Saturday, July 31, 2010

Commandment Seven

For our story that clearly shows the folly of committing adultery, we used David and Bathsheba. David is on the roof & sees this beautiful woman next door taking a bath (in a large plastic storage bin). Should he keep looking? NO! But what does he do? He whips out a pair of binoculars (two toilet paper rolls taped together) for a closer look. He really wants to know who she is so he calls a servant up & gives him the binoculars. Servant says it's Uriah's wife & he is dispatched to go bring her. She gets out of the "tub" and puts on a bathrobe (over her clothing, of course!) & comes to David. They sit on the recliner together and are briefly covered with a blanket. Bathsheba was one of our neurotypical girls, & was acting very flirtatious in the recliner. Our autistic David was totally oblivious to what was supposed to be going on. Just as well!

Bathsheba goes home, but soon sends a servant to tell David she is pregnant. Our servant, Sally, doesn't speak much, so I told her she could just gesture to describe a large tummy. But Mrs. Chu really wants to encourage her to talk more (which is good) so she was trying to insist she say "she's having a baby." But for some reason this struck Sally so funny she couldn't get a word out. Every time she opened her mouth she would start shaking with silent laughter. Occasionally she would just make the gesture. It was very cute and funny to watch!
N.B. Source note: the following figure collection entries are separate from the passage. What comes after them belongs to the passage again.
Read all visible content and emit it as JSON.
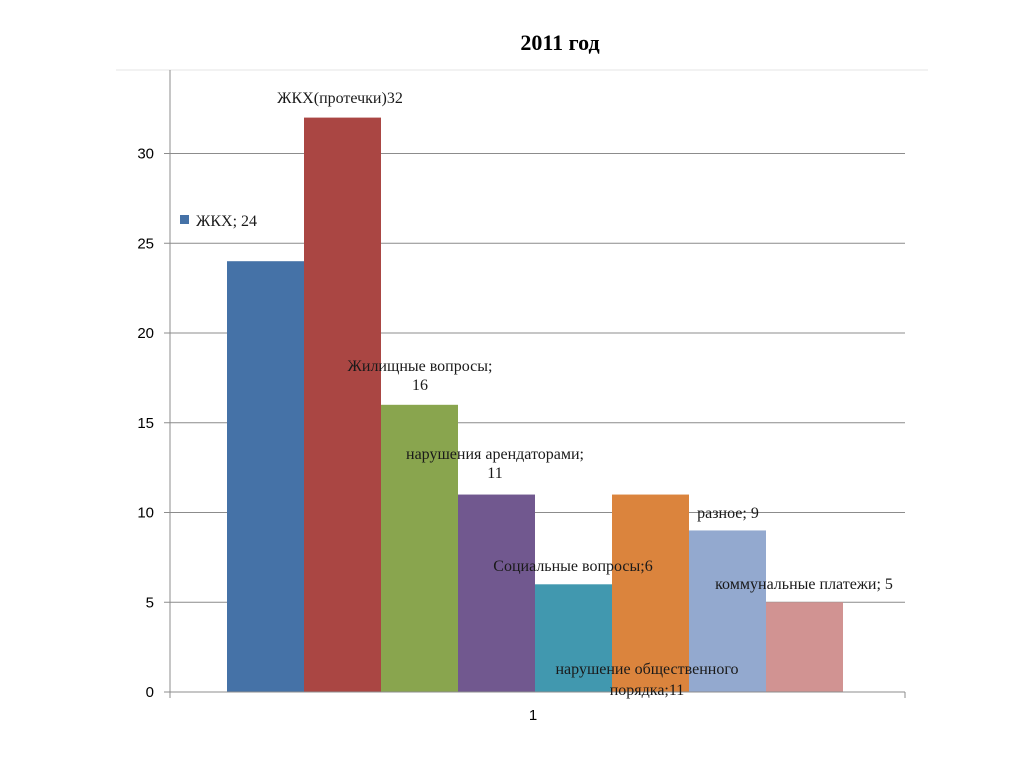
{
  "title": "2011 год",
  "legend": {
    "label": "ЖКХ; 24"
  },
  "chart_data": {
    "type": "bar",
    "title": "2011 год",
    "xlabel": "",
    "ylabel": "",
    "ylim": [
      0,
      33
    ],
    "yticks": [
      0,
      5,
      10,
      15,
      20,
      25,
      30
    ],
    "grid": true,
    "categories": [
      "1"
    ],
    "series": [
      {
        "name": "ЖКХ",
        "values": [
          24
        ],
        "color": "#4572A7"
      },
      {
        "name": "ЖКХ(протечки)",
        "values": [
          32
        ],
        "color": "#AA4643"
      },
      {
        "name": "Жилищные вопросы",
        "values": [
          16
        ],
        "color": "#89A54E"
      },
      {
        "name": "нарушения арендаторами",
        "values": [
          11
        ],
        "color": "#71588F"
      },
      {
        "name": "Социальные вопросы",
        "values": [
          6
        ],
        "color": "#4198AF"
      },
      {
        "name": "нарушение общественного порядка",
        "values": [
          11
        ],
        "color": "#DB843D"
      },
      {
        "name": "разное",
        "values": [
          9
        ],
        "color": "#93A9CF"
      },
      {
        "name": "коммунальные платежи",
        "values": [
          5
        ],
        "color": "#D19392"
      }
    ],
    "data_labels": [
      [
        "ЖКХ(протечки)32"
      ],
      [
        "Жилищные вопросы;",
        "16"
      ],
      [
        "нарушения арендаторами;",
        "11"
      ],
      [
        "Социальные вопросы;6"
      ],
      [
        "нарушение общественного",
        "порядка;11"
      ],
      [
        "разное; 9"
      ],
      [
        "коммунальные платежи; 5"
      ]
    ]
  }
}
Eventually we decided she'd communicated well enough, so David sends for Uriah to "talk about how the fighting is going," (looking at a map together). Then David tells him to go home but instead he sits on the couch with the servant under a blanket. David then has to go with plan B, which is to send a letter by the hand of poor Uriah himself, to Joab to tell him to arrange Uriah's death.

This taken care of, David plays the benefactor: oh, his loyal soldier is dead and left a pregnant widow—he will take care of her by marrying her! (they march down the room to the wedding march) He may think he's gotten away with this, but soon Nathan the prophet comes & tells him he's going to be punished by having people steal his wives, and there will always be killing among his descendants. He immediately admits his sin, so at least is spared being put to death himself. End of story.

Our game was three-legged racing to illustrate the truth that a married couple is meant to walk through life together. I had brought an old leg-warmer to use as a simple way to join the legs of each pair. Someone asked, are you sure it's going to be big enough for two people's legs? I said I was sure, because I had checked by putting it around both of my "sturdy" calves the previous evening—and then of course the phone rang…(true story)!

For craft, following the wedding theme, each child had a cartoon couple on which to stick various parts of fancy wedding outfits, in the correct order. I was surprised at all the neckless couples we ended up with—I thought the kids had done better with this craft three years ago. Maybe the parents helped more the first time? It was fun for everyone though.